Birthed outta the legs of pain, now I wanna stretch mine.
I’m the shadow; that’s what my name is.’
N3PTUNE
Heavily influenced by his upbringing in the Baptist Church, N3ptune is a Denver-based, genre-bending multi-hyphenate who, alongside co-producer Rusty Steve, merges the essence of gospel, blues and soul into an amalgamation of original pop music.
• Affiliated band: N3ptune + Rusty Steve
• Song title: “Shadow”
• Appears on: Streaming devices
• What is the song about? “The integration of the shadow self. It explores the full embrace of one’s shadow, and dancing in that darkness rather than running from it.”
• Killer lyric explained: “This lyric speaks to the repression of our dark sides. It’s my dark side saying it wants its turn to walk around and paint the town red.”
• Video link to this song: youtu.be/07OZoaJBkdE
• Thoughts on the perfect song lyric: “My songwriting advice would be to not focus on trying to sound cool. Let the ideas flow naturally. Live and experience life and write about the things you’re scared to write about – and you’ll make the best music.”

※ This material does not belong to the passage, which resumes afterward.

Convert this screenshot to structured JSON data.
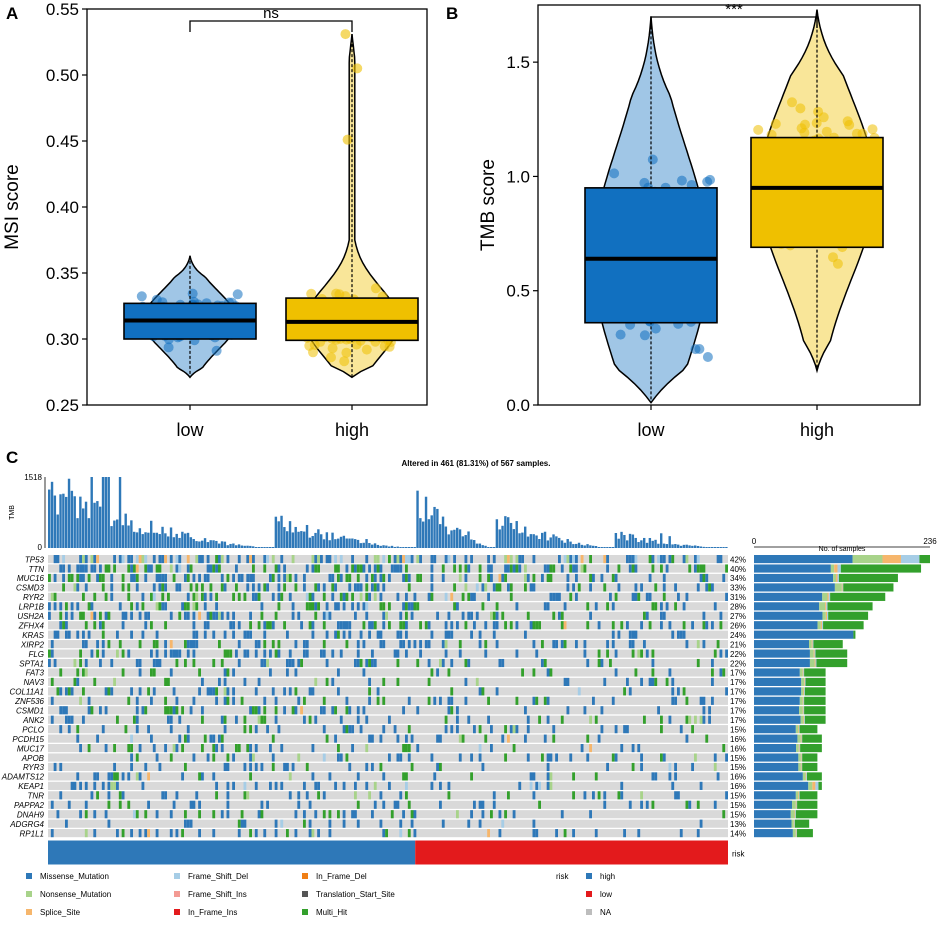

• One favorite songwriter? “This is a set-up making me only pick one! But I’m going with Lady Gaga, because her music and lyrics were there when no one else was.”
• Your set at this year’s UMS: N3ptune is the winner of The UMS’ inaugural Impact Artist award, which means he will be headlining on the Showcase Stage at 5:30 p.m. Saturday. N3ptune was selected “not only because his music captivates audiences, but his powerful focus on mental wellness, BIPOC and queer advocacy, commitment to healthy masculinity and sober curiosity,” the UMS said in a statement.